Kernel version 6.14.0-1016-oem (linux-oem-24.04c), driver/rocm from amdgpu-install_7.1.1.70101-1_all.deb,
torch-2.9.1+rocm7.1.1.lw.git351ff442-cp312-cp312-linux_x86_64.whl
torchaudio-2.9.0+rocm7.1.1.gite3c6ee2b-cp312-cp312-linux_x86_64.whl
torchvision-0.24.0+rocm7.1.1.gitb919bd0c-cp312-cp312-linux_x86_64.whl
triton-3.5.1+rocm7.1.1.gita272dfa8-cp312-cp312-linux_x86_64.whl
Here is what I see in dmesg in the cases where I don't get a 100% lockup:
[ 412.030231] BUG: kernel NULL pointer dereference, address: 0000000000000010
[ 412.030242] #PF: supervisor read access in kernel mode
[ 412.030244] #PF: error_code(0x0000) - not-present page
[ 412.030247] PGD 0 P4D 0
[ 412.030250] Oops: Oops: 0000 [#1] PREEMPT SMP NOPTI
[ 412.030254] CPU: 12 UID: 0 PID: 237 Comm: kworker/12:1 Tainted: G OE 6.14.0-1016-oem #16-Ubuntu
[ 412.030259] Tainted: [O]=OOT_MODULE, [E]=UNSIGNED_MODULE
[ 412.030260] Hardware name: GMKtec NucBox_EVO-X2/GMKtec, BIOS EVO-X2 1.09 09/13/2025
[ 412.030262] Workqueue: kfd_process_wq kfd_process_wq_release [amdgpu]

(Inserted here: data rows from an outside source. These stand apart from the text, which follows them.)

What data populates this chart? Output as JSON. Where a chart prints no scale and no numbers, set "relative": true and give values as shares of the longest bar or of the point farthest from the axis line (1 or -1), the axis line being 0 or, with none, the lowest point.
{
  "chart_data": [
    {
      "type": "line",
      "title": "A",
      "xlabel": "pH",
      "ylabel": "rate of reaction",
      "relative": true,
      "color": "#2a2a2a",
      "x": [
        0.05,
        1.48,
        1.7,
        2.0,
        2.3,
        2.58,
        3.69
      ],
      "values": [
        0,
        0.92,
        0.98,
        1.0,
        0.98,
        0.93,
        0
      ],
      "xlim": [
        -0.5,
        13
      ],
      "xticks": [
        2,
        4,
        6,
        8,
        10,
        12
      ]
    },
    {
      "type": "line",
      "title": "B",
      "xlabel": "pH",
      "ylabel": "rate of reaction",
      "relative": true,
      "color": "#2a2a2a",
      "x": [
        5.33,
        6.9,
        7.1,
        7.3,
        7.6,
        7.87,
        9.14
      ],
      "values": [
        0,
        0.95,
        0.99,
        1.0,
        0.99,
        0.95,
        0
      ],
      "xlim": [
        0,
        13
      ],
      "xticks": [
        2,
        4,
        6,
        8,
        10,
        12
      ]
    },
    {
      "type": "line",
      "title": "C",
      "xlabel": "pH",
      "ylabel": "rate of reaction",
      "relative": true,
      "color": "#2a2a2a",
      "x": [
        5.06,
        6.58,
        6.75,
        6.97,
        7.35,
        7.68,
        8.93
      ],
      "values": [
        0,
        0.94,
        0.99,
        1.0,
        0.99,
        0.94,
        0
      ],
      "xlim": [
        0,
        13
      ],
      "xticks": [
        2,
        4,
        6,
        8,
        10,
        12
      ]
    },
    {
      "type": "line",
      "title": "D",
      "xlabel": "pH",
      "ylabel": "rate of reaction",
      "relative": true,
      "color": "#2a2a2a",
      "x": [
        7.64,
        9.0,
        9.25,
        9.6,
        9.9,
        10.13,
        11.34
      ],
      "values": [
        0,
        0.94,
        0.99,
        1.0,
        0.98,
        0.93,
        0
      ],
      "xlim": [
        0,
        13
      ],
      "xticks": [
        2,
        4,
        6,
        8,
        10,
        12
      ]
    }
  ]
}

[ 412.030485] RIP: 0010:interval_tree_remove+0x98/0x2a0
Here's another crash:
[Nov28 09:18] BUG: kernel NULL pointer dereference, address: 0000000000000000
[ +0.000011] #PF: supervisor read access in kernel mode
[ +0.000002] #PF: error_code(0x0000) - not-present page
[ +0.000003] PGD 0 P4D 0
[ +0.000004] Oops: Oops: 0000 [#1] PREEMPT SMP NOPTI
[ +0.000003] CPU: 8 UID: 0 PID: 250 Comm: kworker/8:1 Tainted: G OE 6.14.0-1016-oem #16-Ubuntu
[ +0.000005] Tainted: [O]=OOT_MODULE, [E]=UNSIGNED_MODULE
[ +0.000001] Hardware name: GMKtec NucBox_EVO-X2/GMKtec, BIOS EVO-X2 1.09 09/13/2025
[ +0.000001] Workqueue: kfd_process_wq kfd_process_wq_release [amdgpu]
[ +0.000262] RIP: 0010:__rb_erase_color+0x99/0x270
The kernel stacktrace is not consistent from crash to crash nor the location that it happens from.